CNN Senior Executive Producer
The Tiger Woods story has triggered a memory that led me to two old photos. One photo is real. One is doctored.
The Book of Laughter & Forgetting Tiger
I read about the photos 30 years ago in the Czech author Milan Kundera’s “The Book of Laughter and Forgetting.”
The original photo, on the left, was taken in February of 1948.
In Kundera’s account, this moment represented the birth of communism in Czechoslovakia.
The Czech Communist leader, Klement Gottwald, [the man on the right of the photo] had just stepped out on the balcony of a Baroque palace in Prague, before “hundreds of thousands of citizens massed in the Old Town Square. Gottwald was flanked by his comrades, with (Vladimir) Clementis [two faces to the left] standing close to him. It was snowing and cold, and Gottwald was bearheaded.”
“Bursting with solicitude, Clementis took off his fur hat and set it on Gottwald’s head.”
So, that fur hat you see on Gottwald’s head was given to him by comrade Clementis, who sacrificed his own warmth for his comrade’s.
That gesture of communist solidarity caught the attention of the Communist Party propaganda machine.
They “made hundreds of thousands of copies of the photograph taken on the balcony, where Gottwald, in a fur hat and surrounded by his comrades, spoke to the people.
Every child knew that photograph, from seeing it on posters and in schoolbooks and museums.
Four years later, Clementis was charged with treason and hanged.
The propaganda section immediately made him vanish from history and, of course, from all photographs.
Ever since, Gottwald has been alone on the balcony. Where Clementis stood, there is only the bare palace wall.
Nothing remains of Clementis but the fur hat on Gottwald’s head."
The doctored photo on the right is all that remained – until the age of the internet brought back the original.
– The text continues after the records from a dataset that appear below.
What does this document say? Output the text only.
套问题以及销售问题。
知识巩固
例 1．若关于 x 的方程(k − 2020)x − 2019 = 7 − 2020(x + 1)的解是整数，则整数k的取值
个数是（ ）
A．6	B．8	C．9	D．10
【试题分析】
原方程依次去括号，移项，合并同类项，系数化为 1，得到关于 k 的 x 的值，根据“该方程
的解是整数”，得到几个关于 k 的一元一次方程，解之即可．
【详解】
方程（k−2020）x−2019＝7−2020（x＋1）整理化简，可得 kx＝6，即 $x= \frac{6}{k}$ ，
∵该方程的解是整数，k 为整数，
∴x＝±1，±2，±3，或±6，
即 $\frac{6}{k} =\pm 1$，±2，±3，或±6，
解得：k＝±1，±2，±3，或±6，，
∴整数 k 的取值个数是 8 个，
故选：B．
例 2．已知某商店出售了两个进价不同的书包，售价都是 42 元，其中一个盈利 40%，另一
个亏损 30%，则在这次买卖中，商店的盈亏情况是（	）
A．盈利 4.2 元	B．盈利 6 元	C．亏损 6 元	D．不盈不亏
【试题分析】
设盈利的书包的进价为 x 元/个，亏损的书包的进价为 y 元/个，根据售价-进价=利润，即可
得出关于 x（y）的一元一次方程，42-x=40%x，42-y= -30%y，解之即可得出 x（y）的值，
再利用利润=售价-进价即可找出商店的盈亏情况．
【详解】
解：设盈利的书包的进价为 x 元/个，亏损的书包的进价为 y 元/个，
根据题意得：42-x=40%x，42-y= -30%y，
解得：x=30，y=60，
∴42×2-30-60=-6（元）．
Those photos make me think of Tiger.
Tiger Woods’ acknowledgment of “transgressions,” has spurred a similar reaction to his omnipresent images from some free enterprise business comrades.
The huge consulting firm Accenture has treated Tiger the way so many felt: as if he’d committed treason against the brand. It dropped its sponsorship of Woods, saying he “just wasn’t a metaphor for high performance anymore.”
The New York Times describes how, “hours after Accenture ended its sponsorship deal, the golfer’s face was replaced by an anonymous skier on the company’s home page. His name was scrubbed almost completely from the rest of the web site.”
But images of Tiger endorsing the Accenture brand survive. So many airport terminals. So many corporate tchotchkes. So many web sites. It’s harder to make people disappear in the age of the internet than it was back in the 20th Century.
Tiger on Newsstands Today
I just picked up the Golf Digest January 2010 cover story headlined “10 Tips Obama Can Take From Tiger” (pre disclosure.) The issue is irresistible.
And Tiger’s words in that issue before his transgressions were acknowledged, are extremely valuable lessons for a large segment of the population. His advice in that piece convinces me that Tiger Woods will never be out of the picture. Here’s a brief excerpt.
(Editor’s note: please resist the urge to read double meanings into every sentence that follows.)
“AS a result of recent swing changes, it’s easier for me to shape tee shots, even my natural draw. I’m letting the club release along the line of my setup instead of muscling the ball with my upper body, which I did at times when my bad knee prevented a good shift into impact.”
“At the tour level you have to be able to hit different sand shots, because the bunkers are so varied and a stroke saved can make all the difference.” (please! You weren’t paying attention to the editor’s note on that last phrase.) “To hit a longer bunker shot, I rotate my body faster to the finish.”
OK – enough.
The point is this.
If you’re serious about golfing, you’ll want to see and hear from Tiger again.
Closeup shots of his back swing. And his short game. And his putts. And his body alignments.
Even if you’re not a golfer, you’ll probably want to hear from him. Golf is a mind game. And who’s not rightfully curious about whether he’ll get his mind back in the game.
Tiger Woods’ each individual twist and turn is not of great consequence.
But the universally fascinating question, in his tragic fall, is this.
Will Tiger be back in the picture again?
I think the answer is this.
Tiger Woods will be back in the picture if Tiger Woods chooses to be back in the picture.
But I don’t expect we’ll ever see the same image.